As I listened to all these youth bear their testimonies of their mission calls and mission service I wanted to jump up and share my testimony of my mission. My full time mission call was not sent to me in the mail and was not for a specific geographical location, but the preparation was identical. I had to prepare by strengthening my own testimony of the gospel. I needed to prepare to make and keep sacred covenants in the temple. I had to learn to be able share my testimony in words and by actions. And trust me, when you ask me to talk about my mission I can talk about it with just as much excitement and joy and I have even more pictures and stories. My full time mission is to be a righteous mother.
In my specific motherhood mission call I am blessed to have a companion, my husband. He’s the best companion I’ve ever had, and by default he’s also the worst, and I’ve seen both in our companionship. I’m also well aware that this is a two way street, sometimes I’m his best companion and sometimes I’m his worst. We work together to figure out how to be the best companion to each other more often than we are the worst.
In my companionship we have two full time investigators. We teach them the discussions every Monday night when we have Family Home Evening together. We assign them sections of the Book of Mormon to read when we hold family, and encourage personal, scripture study. We teach them how to pray. We take them to church. It’s a slow process, the best case scenario takes 8 years to baptism. When they get baptized we don’t leave them to flounder because our goal is not just baptism, but to be with us for eternity. The teaching will continue as we guide them to make the choice to receive the priesthood, make their own covenants in the temple, and prepare themselves for their future missions, both the regular type and the fatherhood type. We teach them when we are tired, or hungry, or helpless or cold, but most of all we teach by the spirit. When they ask questions we don’t know we study to find the answers, and trust me, they ask hard questions. Above all, we love these little investigators of ours.
I am also blessed to have many other investigators to teach as I serve in the church and in the community, as I make friends, and as I live my life to the best of my ability in a way that shows my love of Jesus Christ. Although I may not get to spend quite as much time with these investigators I have such great love for them. I think about them all the time. I pray for them all the time. And I learn from them in return.
Mission calls to motherhood are as varied as any other mission call. You may or may not be assigned a companion. You may be given golden investigators, or you may have to tract long and hard to find your investigators. You may think you speak the language only to discover the natives speak something that sounds nothing like what you learned.
Let’s be clear that when I say I was called to be a mother I am using that word in the way Sheri Dew did in her talk Are We Not All Mothers.

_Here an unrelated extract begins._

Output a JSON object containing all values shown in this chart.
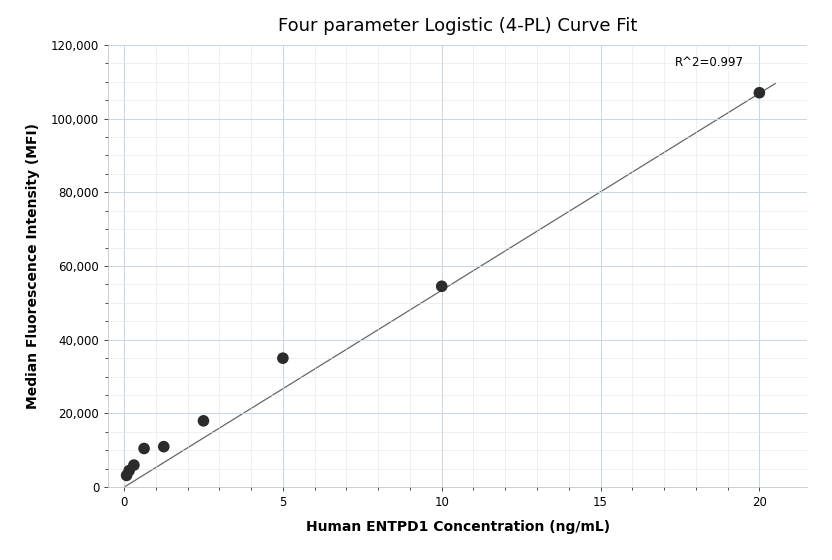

If you haven’t watched or read it, or it’s been awhile since you’ve done so, I recommend you take a moment and do so. You will not regret it. There is a reason I want to study as hard as I can so I can grow to emulate her knowledge, strength and testimony.
I love seeing the youth prepare for their proselyting missions. They are here at this time in the places they are because they have such great ability to succeed as Elder and Sister missionaries. I love how much easier it is for the young women to go on missions. Being a sister missionary and a mother missionary are certainly not mutually exclusive. They go hand in hand, and being a sister missionary is incredible preparation for being a mother missionary. I love how much excitement there is for our sister missionaries and I hope we can build even more excitement for their calls to become mother missionaries. Either way, I hope that our excitement for these beautiful young women doesn’t turn into pressure or guilt as they choose which way or in which order they will serve.
I am loving my full time mother missionary calling. It’s exhausting. It’s as difficult as it is beautiful. Sometimes it can be difficult to not succumb to the temptation to undermine my motherhood missionary call, but I know it is the most important thing I can possibly do with my life. I am so grateful for the trust that has been shown to me by my Heavenly Father as I am given the opportunity to serve.